Erase the grey colours from your mind and replace them with the ones you like the most. It is the best way to start each day with brightness and lots of spirit.
With great excitement, the inhabitants of the fishing camps of our region awaited the arrival of August 20th of each year. It marked the end of the ban on shrimp fishing in bays and estuaries. It was the beginning of the harvest. Times of prosperity.
Shrimp were abundant. Every “tide” meant returning to land with the canoe “falqueando” full. The crustacean was caught with “lomeras” cast nets. It was hard work, but clean and productive.
Things have changed since the 1960s. Before, the wild shrimp season was from August 20th to the end of April. Little by little, it has been extended until the following month, and today, until October 2nd.
The situation is looking bad for coastal fishermen. On the one hand, it is said that the shrimp are not large enough or heavy enough to be marketed, and on the other, because the ban was lifted late, they migrate to deeper waters.
It must also be considered that poaching reduces production, as do the systems applied with the new trawling gear that are predatory, killing millions of fish, crabs, and all types of marine fauna.

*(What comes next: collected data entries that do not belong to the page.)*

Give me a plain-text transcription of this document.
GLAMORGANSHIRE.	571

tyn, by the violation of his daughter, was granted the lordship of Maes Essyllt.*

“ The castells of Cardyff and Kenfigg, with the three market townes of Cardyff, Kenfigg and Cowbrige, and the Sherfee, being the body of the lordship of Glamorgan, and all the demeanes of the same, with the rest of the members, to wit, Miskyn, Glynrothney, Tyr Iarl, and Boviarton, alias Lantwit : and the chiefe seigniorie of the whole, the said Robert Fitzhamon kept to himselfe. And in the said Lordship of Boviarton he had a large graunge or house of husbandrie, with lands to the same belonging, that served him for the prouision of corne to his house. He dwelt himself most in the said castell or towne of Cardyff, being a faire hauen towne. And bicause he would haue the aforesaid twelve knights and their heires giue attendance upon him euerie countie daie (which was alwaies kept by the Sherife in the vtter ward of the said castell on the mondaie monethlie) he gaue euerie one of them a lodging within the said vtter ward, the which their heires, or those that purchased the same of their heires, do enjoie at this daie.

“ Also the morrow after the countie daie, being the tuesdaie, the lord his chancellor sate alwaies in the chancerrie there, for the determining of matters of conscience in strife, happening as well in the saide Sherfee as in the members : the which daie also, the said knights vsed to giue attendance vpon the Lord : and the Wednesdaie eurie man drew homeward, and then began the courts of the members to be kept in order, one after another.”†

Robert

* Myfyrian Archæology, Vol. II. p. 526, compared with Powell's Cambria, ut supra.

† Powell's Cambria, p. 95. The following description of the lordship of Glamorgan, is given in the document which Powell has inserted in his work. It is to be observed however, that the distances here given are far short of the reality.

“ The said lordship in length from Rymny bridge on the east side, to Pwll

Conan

For every kilogram of shrimp caught by a cast net or “Chango”, it destroys four kilograms of accompanying fauna. Just imagine how many tons a day between pangas and boats!
Add to this the pollution left by fishermen both in bays and on the high seas, as all the waste they produce ends up on the seabed.
For all these reasons, the shrimp season that is about to begin will be pitiful, a blue-gold glow that fades in three days. Before it was an illusion, now it is… a disappointment… What a hard blow!